Human rights activists have expressed concerns about the ultimatum, saying many Christians born and raised in the north have nowhere else to go.
Boko Haram, which means “Western education is a sin: has been linked to several attacks on Christians, most notably the bombings on Christmas Day that killed as many as 49 people, according to new figures, most of them at a Catholic church as services were ending.
Last week Christians were seen mourning their dead at the bloodstained St. Theresa Church in the town of Madalla, near capital Abuja. The priest of St. Theresa’s, Isaac Achi, reportedly told the crowd that the Christmas Day attack made him really cry for the first time in his life.
“I’ve never cried before, but yesterday, I cried,” he said. “This morning, I cried, but with all of you around today, I’ll not cry again. Yesterday more than 40 army men protected me while I slept.”
Two other churches, the Mountain of Fire and Miracles Church in the volatile, religiously mixed town of Jos, and another church in the town of Gadaka in the northern state were also targeted on December 25, with news agencies quoting residents as saying there were many wounded there.
Nigeria’s close to 160 million people are divided between the mainly Muslim north and predominately Christian south. “Qaqa said Boko Haram wished “to call on our fellow Muslims to come back to the north,” raising concerns about more tensions.
“The President had never visited any of the theaters were Muslims were massacred,” the spokesman added naming areas where “scores of Muslims” were allegedly killed in post-election riots in April.

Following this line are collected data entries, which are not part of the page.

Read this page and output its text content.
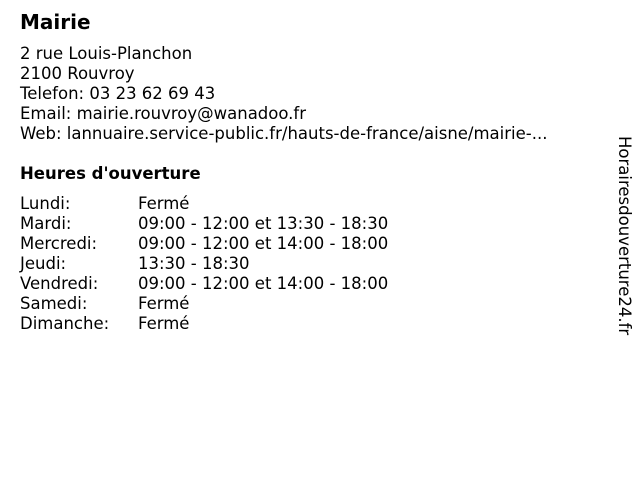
Mairie
2 rue Louis-Planchon
2100 Rouvroy
Telefon: 03 23 62 69 43
Email: mairie.rouvroy@wanadoo.fr
Web: lannuaire.service-public.fr/hauts-de-france/aisne/mairie-...
Heures d'ouverture
Lundi:	Fermé
Mardi:	09:00 - 12:00 et 13:30 - 18:30
Mercredi: 09:00 - 12:00 et 14:00 - 18:00
Jeudi:	13:30 - 18:30
Vendredi: 09:00 - 12:00 et 14:00 - 18:00
Samedi:	Fermé
Dimanche: Fermé	Horairesdouverture24.fr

While Boko Haram has been carrying out increasingly deadly attacks for months, including an August suicide bombing of UN headquarters in Abuja that left 25 dead, the Christmas violence sparked intense fear and outrage.
It also led to warnings from some Christian leaders that they would defend themselves if such attacks continued, raising deep concern, news reports said.
BosNewsLife learned however that main Christian Association of Nigeria (CAN) along with the All Nigeria People’s Party (ANPP) and state governors stressed the importance of prayers for “peace and unity” in Africa’s most populous nation.
Boko Haram has made clear however that it wants to establish a state based on Sharia, or Islamic, law.